#VolleyWrocław – Developres Bella Dolina Rzeszów
poniedziałek, 31.10, godz. 17:30
transmisja: Polsat Sport
Mieszanka znanych rozwiązań z nowościami. Tak patrząc na skład #VolleyWrocław można określić myśl, która stała za jego budową. Z wielką ciekawością można będzie obserwować co do zespołu wniesie doświadczenie Regiane Bidias i jak w polskich warunkach odnajdzie się amerykańska atakująca Melissa Evans. Wrocławianki sprawdziły się w Amica Cup, jednak widzą że wciąż jeszcze czeka je sporo pracy. Nie stawiają przed sobą wyraźnych celów. – Szczerze, nie postawiliśmy jeszcze. Myślę, że to się odbędzie tuż przed samym startem ligi. No ale celem każdej z nas jest zająć jak najwyższą możliwą lokatę w tabeli, a o takich celach odważnych myślę, że jeszcze przyjdzie czas mówić, bo wszystko boisko zweryfikuje – wyjawiła środkowa Joanna Pacak. Na początek podopieczne Michała Maska czeka trudne zadanie i walka Developresem, który rozpoczyna drogę po swoje upragnione złoto.

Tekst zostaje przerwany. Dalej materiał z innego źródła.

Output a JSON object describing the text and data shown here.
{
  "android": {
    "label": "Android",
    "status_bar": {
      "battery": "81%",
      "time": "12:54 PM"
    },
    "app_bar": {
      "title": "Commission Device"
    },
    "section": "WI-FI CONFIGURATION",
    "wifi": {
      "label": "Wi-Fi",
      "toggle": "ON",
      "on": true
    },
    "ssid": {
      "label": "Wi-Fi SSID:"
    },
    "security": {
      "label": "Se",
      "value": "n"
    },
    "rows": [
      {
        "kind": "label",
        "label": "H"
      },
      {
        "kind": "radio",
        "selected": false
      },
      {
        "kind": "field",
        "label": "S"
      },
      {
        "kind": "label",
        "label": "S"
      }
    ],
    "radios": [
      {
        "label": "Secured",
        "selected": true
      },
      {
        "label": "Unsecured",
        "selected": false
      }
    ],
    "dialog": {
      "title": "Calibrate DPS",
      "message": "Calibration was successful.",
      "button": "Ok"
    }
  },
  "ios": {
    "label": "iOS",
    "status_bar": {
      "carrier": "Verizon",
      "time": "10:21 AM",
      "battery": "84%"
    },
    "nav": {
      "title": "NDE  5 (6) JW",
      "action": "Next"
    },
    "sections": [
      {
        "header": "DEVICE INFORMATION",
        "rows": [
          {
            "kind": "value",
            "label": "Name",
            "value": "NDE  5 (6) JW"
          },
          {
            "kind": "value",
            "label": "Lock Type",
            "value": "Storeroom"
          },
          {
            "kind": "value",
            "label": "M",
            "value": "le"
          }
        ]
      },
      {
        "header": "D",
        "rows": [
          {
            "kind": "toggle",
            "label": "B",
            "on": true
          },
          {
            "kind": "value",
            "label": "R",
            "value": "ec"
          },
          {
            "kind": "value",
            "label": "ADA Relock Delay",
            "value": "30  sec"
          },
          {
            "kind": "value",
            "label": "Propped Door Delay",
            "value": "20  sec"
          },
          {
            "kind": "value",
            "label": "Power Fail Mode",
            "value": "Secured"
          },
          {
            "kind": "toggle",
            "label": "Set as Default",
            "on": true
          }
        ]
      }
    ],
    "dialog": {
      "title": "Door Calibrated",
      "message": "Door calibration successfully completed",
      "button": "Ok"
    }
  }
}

– To w pewnym sensie jest temat tabu, bo ile może być zdobywany złoty medal przez drużynę sąsiada prawie że znad morza. Więc oczywiście naszym głównym celem jest zdobycie złotego medalu, bo tak jak wspomniałam – ile można? Trochę nam wszystkim się już chyba znudziło, więc fajnie by było odmienić tę historię siatkówki. Będziemy bardzo ciężko pracować, aby zdobyć ten cel. No i mam nadzieję, że nam się to po prostu uda – wyjawiła środkowa Weronika Centka. Zespół z Rzeszowa dokonał ciekawych wzmocnień, bo oprócz Centki do zespołu dołączyły między innymi atakująca Gabriela Orvosova oraz przyjmująca Weronika Szlagowska. Droga po upragniony medal zacznie się więc już za chwilę.